Sweet Disposition: An Interview with Jake’s & Cooper’s Pastry Chef Debbie Tonsey Donnelly

In the quiet calm before lunch service began, I spoke with Debbie Tonsey Donnelly, pastry chef at Jake’s & Cooper’s Wine Bar on Main St. in Manayunk, about life, ice cream and the importance of trying a little bit of everything.

Debbie

Manayunk Dish: How old were you when you decided that making sweets would become your career?

Debbie Tonsey Donnelly: When I was 17, I had my first job at the Night Kitchen Bakery in Chestnut Hill, even though I had decided I wanted to become a writer. Marie, the owner, got me interested in baking. I was in the very first pastry class at the Restaurant School in Philadelphia in 1988. The first restaurant I worked in was Jamie’s, and I started when there was nothing here [on Main St.]. I have seen Manayunk through the decades.

What experiences have you had in baking?

I’ve worked in a bakery, in a hotel, in restaurants and also in catering, and they were all very different. The bakery focused mainly on retail and hotel work was very demanding. Catering was always something I did on the side. I really loved working in a restaurant, though. There was, and is, much more flexibility for me, as I can create my own recipes, ice creams, sauces and garnishes. Everything I do is mise en place which means I prep everything ahead of time before meals are served in the restaurant.

How long have you been at Jake’s & Cooper’s?

Coopers

I am in my 21st year. The dessert recipes that I make here are all my own, and the owner, Bruce is very flexible. The only thing I have ever made that he wasn’t fond of was Chimay ice cream. He said, “Debbie, it tastes like beer.” He is tough, but that raises the standard.

What is your favorite type of dessert to make and what is your favorite type of dessert to eat?

IceCreamSampler

People remember desserts. It can look beautiful, but my personal philosophy is that it has to taste wonderful. I love to make ice cream. The transformation that occurs when milk, cream and sugar are mixed together is magical.
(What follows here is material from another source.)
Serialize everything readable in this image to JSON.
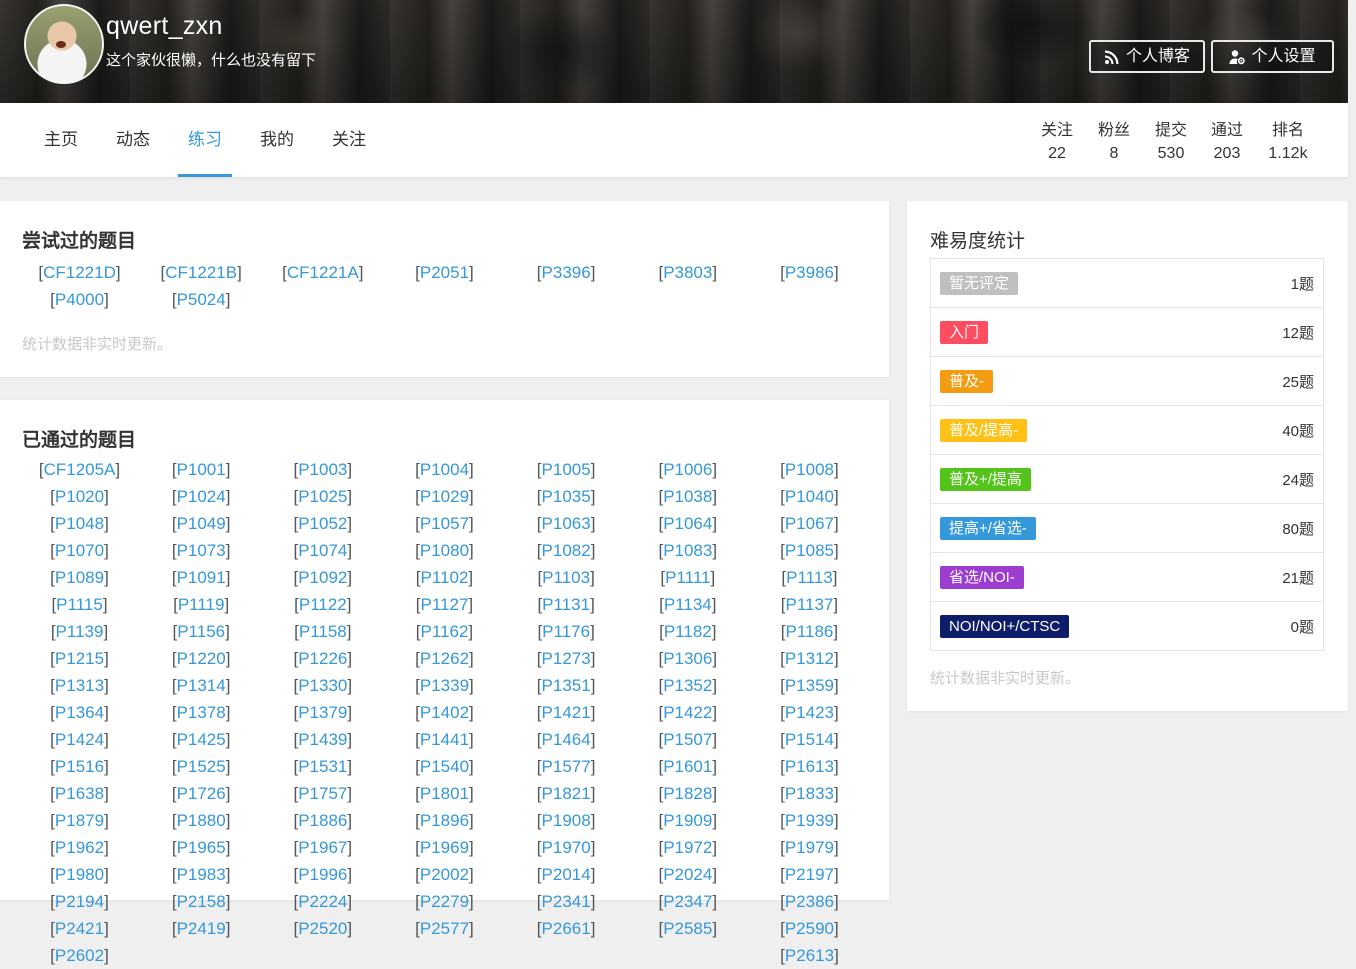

Our house favorite is the chocolate-covered pretzel, but my favorite ice cream that I’ve ever made is salted pecan brownie caramel. Concord grape has been popular, but I’m running out of jam so I won’t be making it much longer! The ginger molasses ice cream that I made recently was a great reminder of why salt is so important when making desserts. I made a batch and it tasted good, but I added a little salt and it went to the next level.

Personally, I love Thanksgiving desserts like pumpkin pie and whipped cream. Also, anything with chocolate. My 11-year-old daughter and I have that in common! I love desserts that remind me of my childhood.